Mindestens zehn Prozent mehr Geld: Harte Tarifkonflikte stehen bevor

Verdi will für die Beschäftigten im öffentlichen Dienst mindestens zehn Prozent mehr Geld. In der Metallindustrie wird Ende des Monats gestreikt.

| Update:

Frank Werneke ist der neue Heinz Kluncker. Der Vorsitzende der Dienstleistungsgewerkschaft Verdi wird am kommenden Dienstag eine Lohnforderung für den öffentlichen Dienst präsentieren, die an einen legendären Konflikt aus dem Jahr 1974 erinnert. Der Krieg im Nahen Osten hatte damals eine Ölkrise zur Folge, die wiederum zu einer Inflationsrate von rund sieben Prozent führte. Die Gewerkschaften reagierten mit hohen Forderungen, ÖTV-Chef Kluncker rief 15 Prozent auf.

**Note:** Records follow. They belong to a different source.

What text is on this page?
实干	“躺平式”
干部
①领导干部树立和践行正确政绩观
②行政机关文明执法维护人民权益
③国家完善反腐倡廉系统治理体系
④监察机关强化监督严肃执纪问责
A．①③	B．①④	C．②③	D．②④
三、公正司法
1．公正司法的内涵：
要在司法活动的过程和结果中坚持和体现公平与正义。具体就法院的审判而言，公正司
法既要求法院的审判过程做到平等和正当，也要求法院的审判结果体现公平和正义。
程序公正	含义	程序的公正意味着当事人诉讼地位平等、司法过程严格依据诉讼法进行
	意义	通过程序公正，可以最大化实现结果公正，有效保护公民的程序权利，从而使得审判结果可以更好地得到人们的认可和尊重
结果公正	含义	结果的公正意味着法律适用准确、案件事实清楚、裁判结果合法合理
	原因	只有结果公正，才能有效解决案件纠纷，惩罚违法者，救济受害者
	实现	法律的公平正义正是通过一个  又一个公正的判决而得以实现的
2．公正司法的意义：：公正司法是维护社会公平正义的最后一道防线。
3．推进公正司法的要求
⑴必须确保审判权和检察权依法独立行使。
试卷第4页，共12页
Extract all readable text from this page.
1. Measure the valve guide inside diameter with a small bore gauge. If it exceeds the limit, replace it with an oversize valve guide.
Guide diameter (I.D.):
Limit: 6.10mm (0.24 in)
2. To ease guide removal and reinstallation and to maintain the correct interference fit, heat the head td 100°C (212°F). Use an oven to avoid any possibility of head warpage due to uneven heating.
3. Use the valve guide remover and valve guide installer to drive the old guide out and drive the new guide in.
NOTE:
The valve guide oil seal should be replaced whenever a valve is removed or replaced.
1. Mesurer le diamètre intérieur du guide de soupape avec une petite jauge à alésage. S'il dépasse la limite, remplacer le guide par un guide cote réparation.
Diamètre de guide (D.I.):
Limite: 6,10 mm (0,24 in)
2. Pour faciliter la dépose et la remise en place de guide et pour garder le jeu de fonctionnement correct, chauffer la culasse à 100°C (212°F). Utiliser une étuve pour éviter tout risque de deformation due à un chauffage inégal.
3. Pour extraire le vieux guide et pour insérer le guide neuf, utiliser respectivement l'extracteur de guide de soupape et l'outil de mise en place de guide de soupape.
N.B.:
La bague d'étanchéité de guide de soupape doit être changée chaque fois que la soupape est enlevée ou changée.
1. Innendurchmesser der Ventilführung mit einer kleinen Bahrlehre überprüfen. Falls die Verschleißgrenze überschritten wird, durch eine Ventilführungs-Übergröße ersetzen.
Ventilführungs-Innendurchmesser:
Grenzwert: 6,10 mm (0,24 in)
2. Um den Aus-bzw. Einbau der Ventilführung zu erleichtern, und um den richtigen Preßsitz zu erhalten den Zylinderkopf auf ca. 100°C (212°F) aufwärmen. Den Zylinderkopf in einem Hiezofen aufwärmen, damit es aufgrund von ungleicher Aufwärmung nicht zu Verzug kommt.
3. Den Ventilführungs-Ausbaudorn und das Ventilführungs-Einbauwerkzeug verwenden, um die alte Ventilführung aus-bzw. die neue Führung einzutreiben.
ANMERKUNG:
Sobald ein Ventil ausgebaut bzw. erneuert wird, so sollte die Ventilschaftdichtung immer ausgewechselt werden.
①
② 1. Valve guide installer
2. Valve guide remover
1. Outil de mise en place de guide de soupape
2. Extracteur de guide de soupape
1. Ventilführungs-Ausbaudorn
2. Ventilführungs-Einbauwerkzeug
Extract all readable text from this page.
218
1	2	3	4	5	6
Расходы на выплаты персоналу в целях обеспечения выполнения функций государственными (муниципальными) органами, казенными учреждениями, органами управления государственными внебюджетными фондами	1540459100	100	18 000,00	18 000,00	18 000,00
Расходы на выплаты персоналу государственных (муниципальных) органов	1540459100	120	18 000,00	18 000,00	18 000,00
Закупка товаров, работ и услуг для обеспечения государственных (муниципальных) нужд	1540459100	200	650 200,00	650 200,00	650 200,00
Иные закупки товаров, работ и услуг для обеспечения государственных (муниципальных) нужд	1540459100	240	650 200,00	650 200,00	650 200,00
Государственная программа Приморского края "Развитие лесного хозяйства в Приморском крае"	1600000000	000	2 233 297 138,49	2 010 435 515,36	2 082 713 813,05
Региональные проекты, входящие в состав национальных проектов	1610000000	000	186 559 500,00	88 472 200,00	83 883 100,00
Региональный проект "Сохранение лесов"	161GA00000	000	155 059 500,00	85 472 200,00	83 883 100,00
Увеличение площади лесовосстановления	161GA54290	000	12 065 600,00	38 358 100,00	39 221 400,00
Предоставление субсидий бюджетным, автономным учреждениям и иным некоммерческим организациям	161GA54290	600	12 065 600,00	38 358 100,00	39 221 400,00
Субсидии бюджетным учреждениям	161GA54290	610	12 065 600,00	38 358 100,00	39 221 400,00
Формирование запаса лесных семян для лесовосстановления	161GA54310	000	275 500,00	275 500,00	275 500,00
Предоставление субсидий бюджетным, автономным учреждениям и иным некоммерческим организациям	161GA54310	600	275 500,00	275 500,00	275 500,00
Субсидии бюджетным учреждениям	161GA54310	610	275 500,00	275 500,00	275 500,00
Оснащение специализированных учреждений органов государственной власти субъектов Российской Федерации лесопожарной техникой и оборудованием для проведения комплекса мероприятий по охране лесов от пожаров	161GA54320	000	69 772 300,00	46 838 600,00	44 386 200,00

Bundeskanzler Willy Brandt war entsetzt und mahnte, eine zweistellig Erhöhung sei den öffentlichen Kassen nicht zuzumuten. Mit einem dreitägigen Streik ließ Kluncker Müllabfuhr und Personenverkehr lahmlegen - und setzte schließlich eine Tariferhöhung um elf Prozent durch.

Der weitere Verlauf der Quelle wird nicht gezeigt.